LICAN/TRI CYA CHILDREN’S PROGRAM CURES NATURE DEFICIT

Filed under: Environment,Huntingtonian Junior |

Children who attend the Tri Community & Youth Agency Center in Huntington Station have been learning this summer where food comes from and how to grow it.

 The Long Island Community Agriculture Network, in collaboration with TriCYA, is providing an eight-week eco-literacy and gardening program to the children that uses the Gateway Park Community Garden as a teaching classroom. Twice a week sessions, lead by a certified K-6 teacher who co-founded an edible garden at her school, provide the cure to the “nature deficit” that is of such concern to educators. The program exposes the children to healthy food choices, reveals where food comes from, and explains how soil, sun and water are at the foundation of life. Working in garden beds at Gateway a short walk from the indoor TriCYA drop-in center, the children plant, nurture and harvest pesticide free vegetables.

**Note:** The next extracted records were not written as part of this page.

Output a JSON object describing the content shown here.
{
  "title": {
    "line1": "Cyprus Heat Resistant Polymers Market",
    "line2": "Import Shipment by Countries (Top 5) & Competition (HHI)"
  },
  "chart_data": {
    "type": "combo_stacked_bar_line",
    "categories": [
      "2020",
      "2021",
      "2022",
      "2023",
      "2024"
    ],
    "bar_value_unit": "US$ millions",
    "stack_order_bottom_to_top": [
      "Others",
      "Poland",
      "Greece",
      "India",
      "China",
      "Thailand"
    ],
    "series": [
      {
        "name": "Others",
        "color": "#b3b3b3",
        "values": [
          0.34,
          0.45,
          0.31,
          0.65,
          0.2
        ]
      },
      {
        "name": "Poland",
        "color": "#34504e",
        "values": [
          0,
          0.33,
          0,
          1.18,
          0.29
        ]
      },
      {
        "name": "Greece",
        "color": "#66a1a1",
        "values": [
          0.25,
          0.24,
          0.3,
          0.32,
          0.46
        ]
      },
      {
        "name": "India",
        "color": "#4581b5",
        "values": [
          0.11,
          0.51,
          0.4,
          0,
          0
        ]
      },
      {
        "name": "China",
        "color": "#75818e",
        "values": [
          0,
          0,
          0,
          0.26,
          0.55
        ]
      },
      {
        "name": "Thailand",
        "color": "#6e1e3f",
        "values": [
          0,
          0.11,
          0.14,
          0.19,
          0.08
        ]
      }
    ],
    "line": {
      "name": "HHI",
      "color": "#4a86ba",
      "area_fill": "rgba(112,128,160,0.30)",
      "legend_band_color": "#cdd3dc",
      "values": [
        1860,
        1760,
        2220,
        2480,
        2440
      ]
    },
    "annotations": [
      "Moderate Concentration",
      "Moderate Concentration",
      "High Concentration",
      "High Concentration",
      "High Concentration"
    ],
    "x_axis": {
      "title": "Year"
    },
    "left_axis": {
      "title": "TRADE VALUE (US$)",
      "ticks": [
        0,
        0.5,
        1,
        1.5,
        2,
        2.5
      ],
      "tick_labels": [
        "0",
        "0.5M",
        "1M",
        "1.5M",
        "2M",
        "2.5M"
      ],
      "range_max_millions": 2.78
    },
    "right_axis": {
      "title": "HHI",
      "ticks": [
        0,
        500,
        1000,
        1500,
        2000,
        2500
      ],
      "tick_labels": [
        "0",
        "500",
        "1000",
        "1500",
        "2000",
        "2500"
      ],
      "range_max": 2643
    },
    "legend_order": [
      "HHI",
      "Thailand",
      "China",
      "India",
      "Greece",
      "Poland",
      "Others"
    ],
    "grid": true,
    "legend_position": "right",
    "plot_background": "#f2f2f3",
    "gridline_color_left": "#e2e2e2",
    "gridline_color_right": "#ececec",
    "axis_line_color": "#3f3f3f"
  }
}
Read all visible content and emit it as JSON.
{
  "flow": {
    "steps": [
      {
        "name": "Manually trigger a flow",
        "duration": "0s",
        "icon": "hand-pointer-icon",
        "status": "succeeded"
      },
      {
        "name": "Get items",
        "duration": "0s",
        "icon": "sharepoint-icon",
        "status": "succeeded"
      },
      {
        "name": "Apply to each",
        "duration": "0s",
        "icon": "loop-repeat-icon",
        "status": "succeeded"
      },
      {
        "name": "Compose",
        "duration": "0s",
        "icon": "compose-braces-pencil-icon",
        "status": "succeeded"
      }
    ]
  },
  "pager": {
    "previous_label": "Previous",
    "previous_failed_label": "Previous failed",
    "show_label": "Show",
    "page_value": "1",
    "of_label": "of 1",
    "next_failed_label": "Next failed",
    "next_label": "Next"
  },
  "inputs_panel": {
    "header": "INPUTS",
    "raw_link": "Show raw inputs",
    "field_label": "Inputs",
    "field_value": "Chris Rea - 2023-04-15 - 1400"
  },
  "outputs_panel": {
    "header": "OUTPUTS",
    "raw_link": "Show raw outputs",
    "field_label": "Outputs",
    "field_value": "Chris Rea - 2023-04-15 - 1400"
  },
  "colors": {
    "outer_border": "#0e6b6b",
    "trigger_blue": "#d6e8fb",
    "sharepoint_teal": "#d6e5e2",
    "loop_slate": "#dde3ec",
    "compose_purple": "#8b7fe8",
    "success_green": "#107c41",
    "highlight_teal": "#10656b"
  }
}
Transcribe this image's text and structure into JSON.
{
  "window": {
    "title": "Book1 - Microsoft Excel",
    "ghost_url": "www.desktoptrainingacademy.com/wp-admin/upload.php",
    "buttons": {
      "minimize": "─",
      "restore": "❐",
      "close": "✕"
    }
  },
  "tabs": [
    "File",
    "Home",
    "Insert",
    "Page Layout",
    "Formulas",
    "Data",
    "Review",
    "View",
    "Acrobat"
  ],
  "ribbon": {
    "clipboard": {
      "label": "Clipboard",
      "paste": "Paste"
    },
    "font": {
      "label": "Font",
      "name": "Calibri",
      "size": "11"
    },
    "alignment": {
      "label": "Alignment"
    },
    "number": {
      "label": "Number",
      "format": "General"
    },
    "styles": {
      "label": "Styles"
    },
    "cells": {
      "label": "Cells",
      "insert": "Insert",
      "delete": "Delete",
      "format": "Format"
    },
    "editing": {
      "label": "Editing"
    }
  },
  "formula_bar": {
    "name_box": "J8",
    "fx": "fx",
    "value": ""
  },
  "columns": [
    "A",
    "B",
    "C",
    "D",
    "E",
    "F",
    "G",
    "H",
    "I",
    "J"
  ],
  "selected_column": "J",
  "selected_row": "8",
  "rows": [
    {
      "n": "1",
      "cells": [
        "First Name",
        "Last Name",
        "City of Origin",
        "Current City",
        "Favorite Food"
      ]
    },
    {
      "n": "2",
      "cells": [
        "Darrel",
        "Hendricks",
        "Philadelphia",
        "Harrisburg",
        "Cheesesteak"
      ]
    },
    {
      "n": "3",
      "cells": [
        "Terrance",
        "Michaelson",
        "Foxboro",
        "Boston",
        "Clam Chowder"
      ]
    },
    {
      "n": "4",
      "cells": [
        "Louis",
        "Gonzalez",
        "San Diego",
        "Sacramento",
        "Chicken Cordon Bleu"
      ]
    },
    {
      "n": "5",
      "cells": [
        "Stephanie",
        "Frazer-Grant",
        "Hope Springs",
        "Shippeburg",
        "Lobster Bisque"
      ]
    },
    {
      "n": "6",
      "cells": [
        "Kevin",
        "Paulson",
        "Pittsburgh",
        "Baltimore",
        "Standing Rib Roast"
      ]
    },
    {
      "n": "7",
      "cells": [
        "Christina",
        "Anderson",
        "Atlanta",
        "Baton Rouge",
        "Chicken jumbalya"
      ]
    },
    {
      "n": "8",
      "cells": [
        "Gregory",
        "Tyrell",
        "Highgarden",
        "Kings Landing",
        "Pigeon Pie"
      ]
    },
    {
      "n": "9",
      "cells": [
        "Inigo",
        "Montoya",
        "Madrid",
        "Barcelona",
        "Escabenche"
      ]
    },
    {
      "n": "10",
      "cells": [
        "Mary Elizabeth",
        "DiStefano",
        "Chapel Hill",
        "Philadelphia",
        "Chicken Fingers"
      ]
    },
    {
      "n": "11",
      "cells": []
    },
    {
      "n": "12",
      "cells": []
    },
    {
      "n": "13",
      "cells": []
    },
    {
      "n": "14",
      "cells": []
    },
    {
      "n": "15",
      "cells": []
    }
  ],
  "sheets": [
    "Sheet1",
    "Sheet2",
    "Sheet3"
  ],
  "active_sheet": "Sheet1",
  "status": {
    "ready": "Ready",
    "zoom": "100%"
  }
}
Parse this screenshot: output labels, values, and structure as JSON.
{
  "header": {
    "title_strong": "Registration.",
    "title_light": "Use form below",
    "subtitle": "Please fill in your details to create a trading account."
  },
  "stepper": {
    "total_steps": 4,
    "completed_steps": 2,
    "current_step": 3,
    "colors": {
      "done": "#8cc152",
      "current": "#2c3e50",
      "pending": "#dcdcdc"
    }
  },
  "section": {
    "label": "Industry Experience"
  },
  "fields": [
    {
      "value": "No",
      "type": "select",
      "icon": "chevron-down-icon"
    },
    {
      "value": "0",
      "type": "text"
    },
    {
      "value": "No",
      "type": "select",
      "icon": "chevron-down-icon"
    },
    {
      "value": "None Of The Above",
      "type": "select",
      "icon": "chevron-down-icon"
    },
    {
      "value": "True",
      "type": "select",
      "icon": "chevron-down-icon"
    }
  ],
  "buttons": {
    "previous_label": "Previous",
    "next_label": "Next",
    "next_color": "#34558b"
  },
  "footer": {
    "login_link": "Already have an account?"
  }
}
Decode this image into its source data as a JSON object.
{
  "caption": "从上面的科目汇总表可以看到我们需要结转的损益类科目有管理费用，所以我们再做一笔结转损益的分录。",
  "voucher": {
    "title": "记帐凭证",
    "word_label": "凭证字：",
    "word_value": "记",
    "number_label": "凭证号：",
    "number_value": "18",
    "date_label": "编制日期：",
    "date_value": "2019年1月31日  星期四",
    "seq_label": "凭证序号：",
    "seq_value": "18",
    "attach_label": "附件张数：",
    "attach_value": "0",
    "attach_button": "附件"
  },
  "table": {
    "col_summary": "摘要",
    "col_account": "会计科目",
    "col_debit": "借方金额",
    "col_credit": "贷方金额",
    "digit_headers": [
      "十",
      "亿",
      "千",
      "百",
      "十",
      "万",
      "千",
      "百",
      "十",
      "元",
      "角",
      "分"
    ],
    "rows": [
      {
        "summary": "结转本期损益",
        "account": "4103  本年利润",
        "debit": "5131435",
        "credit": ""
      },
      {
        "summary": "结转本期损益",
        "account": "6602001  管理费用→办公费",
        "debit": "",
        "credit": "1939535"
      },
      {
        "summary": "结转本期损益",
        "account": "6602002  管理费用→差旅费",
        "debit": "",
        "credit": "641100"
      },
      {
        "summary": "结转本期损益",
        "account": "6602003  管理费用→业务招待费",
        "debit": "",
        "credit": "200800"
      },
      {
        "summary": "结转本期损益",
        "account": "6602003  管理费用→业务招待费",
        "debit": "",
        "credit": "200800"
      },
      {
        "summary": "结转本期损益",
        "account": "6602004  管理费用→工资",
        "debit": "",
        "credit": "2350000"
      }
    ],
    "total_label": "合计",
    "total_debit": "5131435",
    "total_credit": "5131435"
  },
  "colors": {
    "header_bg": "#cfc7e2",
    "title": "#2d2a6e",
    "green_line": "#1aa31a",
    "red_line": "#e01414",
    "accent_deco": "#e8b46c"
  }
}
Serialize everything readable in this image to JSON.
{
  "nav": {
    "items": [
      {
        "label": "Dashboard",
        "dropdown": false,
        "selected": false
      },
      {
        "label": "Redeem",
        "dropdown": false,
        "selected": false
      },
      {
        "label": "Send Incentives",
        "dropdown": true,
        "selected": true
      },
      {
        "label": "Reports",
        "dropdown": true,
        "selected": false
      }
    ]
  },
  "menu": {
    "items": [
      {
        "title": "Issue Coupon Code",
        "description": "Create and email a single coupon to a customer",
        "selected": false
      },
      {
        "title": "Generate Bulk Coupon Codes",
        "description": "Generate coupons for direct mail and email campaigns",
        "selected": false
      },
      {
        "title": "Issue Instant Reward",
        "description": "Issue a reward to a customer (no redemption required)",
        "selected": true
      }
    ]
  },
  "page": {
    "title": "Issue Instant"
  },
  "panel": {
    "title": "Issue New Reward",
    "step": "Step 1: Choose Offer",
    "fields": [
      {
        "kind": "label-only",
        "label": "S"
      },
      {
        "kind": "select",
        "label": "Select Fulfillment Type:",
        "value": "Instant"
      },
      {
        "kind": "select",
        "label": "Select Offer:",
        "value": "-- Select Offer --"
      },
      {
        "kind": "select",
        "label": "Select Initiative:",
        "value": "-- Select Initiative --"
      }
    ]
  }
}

 The tuition-free program is funded by a grant from the New York Community Trust: Horace & Amy Hagedorn Fund.  Fifteen children from grades 3 to 6 participate on Mondays and Thursdays from 3 to 5 pm. In addition, the funding supports part-time jobs for three teenage interns to assist the teacher, Robin Obey, a resident of Huntington. Obey teaches kindergarten at the Park Avenue School in North Merrick.

 “This pilot project, LICAN’s second children’s gardening program at Gateway Garden, is an example of the educational and economic potential of the garden,”  said Frances Whittelsey, executive director of LICAN.  Gateway, which is managed by LICAN under license from the Town of Huntington, has 90 beds used by adults to grow food for themselves and their families, and 24 children’s beds.

 The program began in July, and will end Aug. 30.

 A gardening skills program for children, lead by local resident and garden mentor Betsy Davidson, is now entering its third year. Davidson assists local children and their families in growing food, and will coordinate programs for them throughout the growing season. Both groups of children share the children’s beds.

Construction of garden beds at Gateway Garden is nearly complete.  A natural  play area and a social gathering area remain to be built.